His works have lost neither their communicative power nor their singular formal structure. As stated by Paul Rosenfeld in the early 1920s, Schoenberg is “one of the exquisites among musicians…Since Debussy no one has written daintier, frailer, more diaphanous music. The solo cello in Serenade is beautiful as scarcely anything in the new music is beautiful.”

I remember as well, Schoenberg himself in a class I attended saying: “One can still write a masterpiece in C major, given the talent for composition.”

Composition itself has grown too difficult, desperately difficult. Where work and sincerity no longer agree, how is one to work? But so it is, my friend—the masterpiece, the structure in equilibrium, belongs to traditional art, emancipated art disavows it. The matter has its beginnings in your having no right of command whatsoever over all former combinations of tones. The diminished seventh, an impossibility; certain chromatic passing notes, an impossibility. Every better composer bears within him a canon of what is forbidden, of what forbids itself, which by now embraces the very means of tonality, and thus all traditional music…The diminished seventh is right and eloquent at the opening of Opus 111. It corresponds to Beethoven’s general technical niveau, does it not? …The principal of tonality and its dynamics lend the chord its specific weight. Which it has lost—through historical process no one can reverse.

So once again theory and practice had gone their separate ways, guided by “historical process.” In this case, the Devil sells a new theory to a composer of genius, Adrian Leverkühn (presumably Arnold Schoenberg) in Thomas Mann’s great novel, Dr. Faustus. But even in the great ones such as Palladio, Schoenberg, et al., their theories hardly begin to “cover” their works. The most recent example is the dethroned theorist, Derrida: “No piece of writing is exactly what it seems”; it is “laden with ambiguities, contradictions.” Once can speculate interestingly on the reversal in Palladio’s heavenly derangement of his theories in his actual works, not in his drawings, leaving us with the overwhelming impression that something of greatest importance is missing in his theories.

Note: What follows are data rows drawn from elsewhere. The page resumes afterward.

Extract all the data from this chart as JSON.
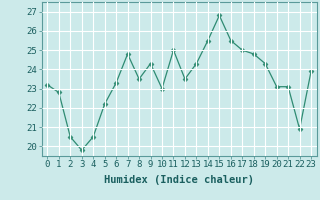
{
  "x": [
    0,
    1,
    2,
    3,
    4,
    5,
    6,
    7,
    8,
    9,
    10,
    11,
    12,
    13,
    14,
    15,
    16,
    17,
    18,
    19,
    20,
    21,
    22,
    23
  ],
  "y": [
    23.2,
    22.8,
    20.5,
    19.8,
    20.5,
    22.2,
    23.3,
    24.8,
    23.5,
    24.3,
    23.0,
    25.0,
    23.5,
    24.3,
    25.5,
    26.8,
    25.5,
    25.0,
    24.8,
    24.3,
    23.1,
    23.1,
    20.9,
    23.9
  ],
  "ylim": [
    19.5,
    27.5
  ],
  "yticks": [
    20,
    21,
    22,
    23,
    24,
    25,
    26,
    27
  ],
  "xlim": [
    -0.5,
    23.5
  ],
  "xticks": [
    0,
    1,
    2,
    3,
    4,
    5,
    6,
    7,
    8,
    9,
    10,
    11,
    12,
    13,
    14,
    15,
    16,
    17,
    18,
    19,
    20,
    21,
    22,
    23
  ],
  "xlabel": "Humidex (Indice chaleur)",
  "line_color": "#2e8b72",
  "marker": "D",
  "marker_size": 2.5,
  "bg_color": "#cceaea",
  "grid_color": "#ffffff",
  "text_color": "#1a5f5f",
  "tick_fontsize": 6.5,
  "xlabel_fontsize": 7.5,
  "spine_color": "#5a9a9a"
}
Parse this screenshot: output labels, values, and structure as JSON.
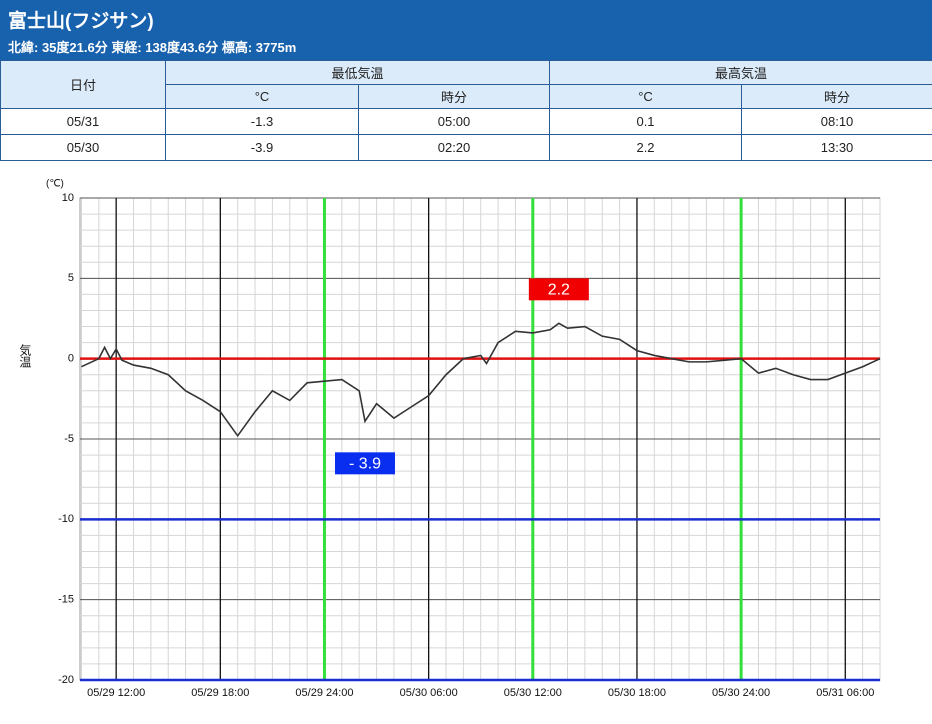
{
  "header": {
    "title": "富士山(フジサン)",
    "subtitle": "北緯: 35度21.6分 東経: 138度43.6分 標高: 3775m"
  },
  "table": {
    "header": [
      "日付",
      "最低気温",
      "最高気温"
    ],
    "subheader": [
      "°C",
      "時分",
      "°C",
      "時分"
    ],
    "rows": [
      [
        "05/31",
        "-1.3",
        "05:00",
        "0.1",
        "08:10"
      ],
      [
        "05/30",
        "-3.9",
        "02:20",
        "2.2",
        "13:30"
      ]
    ]
  },
  "chart_data": {
    "type": "line",
    "y_unit": "(℃)",
    "ylabel": "気温",
    "x": [
      "05/29 10:00",
      "05/29 11:00",
      "05/29 11:20",
      "05/29 11:40",
      "05/29 12:00",
      "05/29 12:20",
      "05/29 13:00",
      "05/29 14:00",
      "05/29 15:00",
      "05/29 16:00",
      "05/29 17:00",
      "05/29 18:00",
      "05/29 19:00",
      "05/29 20:00",
      "05/29 21:00",
      "05/29 22:00",
      "05/29 23:00",
      "05/29 24:00",
      "05/30 01:00",
      "05/30 02:00",
      "05/30 02:20",
      "05/30 03:00",
      "05/30 04:00",
      "05/30 05:00",
      "05/30 06:00",
      "05/30 07:00",
      "05/30 08:00",
      "05/30 09:00",
      "05/30 09:20",
      "05/30 10:00",
      "05/30 11:00",
      "05/30 12:00",
      "05/30 13:00",
      "05/30 13:30",
      "05/30 14:00",
      "05/30 15:00",
      "05/30 16:00",
      "05/30 17:00",
      "05/30 18:00",
      "05/30 19:00",
      "05/30 20:00",
      "05/30 21:00",
      "05/30 22:00",
      "05/30 23:00",
      "05/30 24:00",
      "05/31 01:00",
      "05/31 02:00",
      "05/31 03:00",
      "05/31 04:00",
      "05/31 05:00",
      "05/31 06:00",
      "05/31 07:00",
      "05/31 08:00"
    ],
    "series": [
      {
        "name": "気温",
        "color": "#333333",
        "values": [
          -0.5,
          0.0,
          0.7,
          0.0,
          0.6,
          -0.1,
          -0.4,
          -0.6,
          -1.0,
          -2.0,
          -2.6,
          -3.3,
          -4.8,
          -3.3,
          -2.0,
          -2.6,
          -1.5,
          -1.4,
          -1.3,
          -2.0,
          -3.9,
          -2.8,
          -3.7,
          -3.0,
          -2.3,
          -1.0,
          0.0,
          0.2,
          -0.3,
          1.0,
          1.7,
          1.6,
          1.8,
          2.2,
          1.9,
          2.0,
          1.4,
          1.2,
          0.5,
          0.2,
          0.0,
          -0.2,
          -0.2,
          -0.1,
          0.0,
          -0.9,
          -0.6,
          -1.0,
          -1.3,
          -1.3,
          -0.9,
          -0.5,
          0.0
        ]
      }
    ],
    "xlim": [
      "05/29 09:55",
      "05/31 08:00"
    ],
    "xticks": [
      "05/29 12:00",
      "05/29 18:00",
      "05/29 24:00",
      "05/30 06:00",
      "05/30 12:00",
      "05/30 18:00",
      "05/30 24:00",
      "05/31 06:00"
    ],
    "highlight_x": [
      "05/29 24:00",
      "05/30 12:00",
      "05/30 24:00"
    ],
    "highlight_color": "#33e03a",
    "ylim": [
      -20,
      10
    ],
    "yticks": [
      10,
      5,
      0,
      -5,
      -10,
      -15,
      -20
    ],
    "grid": true,
    "reference_lines": [
      {
        "value": 0,
        "color": "#e01010"
      },
      {
        "value": -10,
        "color": "#1a2ed0"
      },
      {
        "value": -20,
        "color": "#1a2ed0"
      }
    ],
    "annotations": [
      {
        "text": "2.2",
        "x": "05/30 13:30",
        "y": 2.2,
        "color": "#f00000"
      },
      {
        "text": "- 3.9",
        "x": "05/30 02:20",
        "y": -3.9,
        "color": "#0a2ef0"
      }
    ]
  }
}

I decided not to take the Devil’s advice, I pursued further this intricate and profound connection between past and present, and, utilizing what I have learned concerning the characteristic elements of contemporary music, I experimented with the idea that Schoenberg tossed out: “One can write a masterpiece in C.” Whether this is possible or not, it is certainly a worthy trial, a pursuit that Schoenberg, ,revealed in pieces like the Chamber Symphony Opus 38, particularly its second and final movement. It is a seductive idea, one that I have been pursuing of late, to reveal possibly one of the ways that necessary intimacies between the past and present keep the art of music alive and well.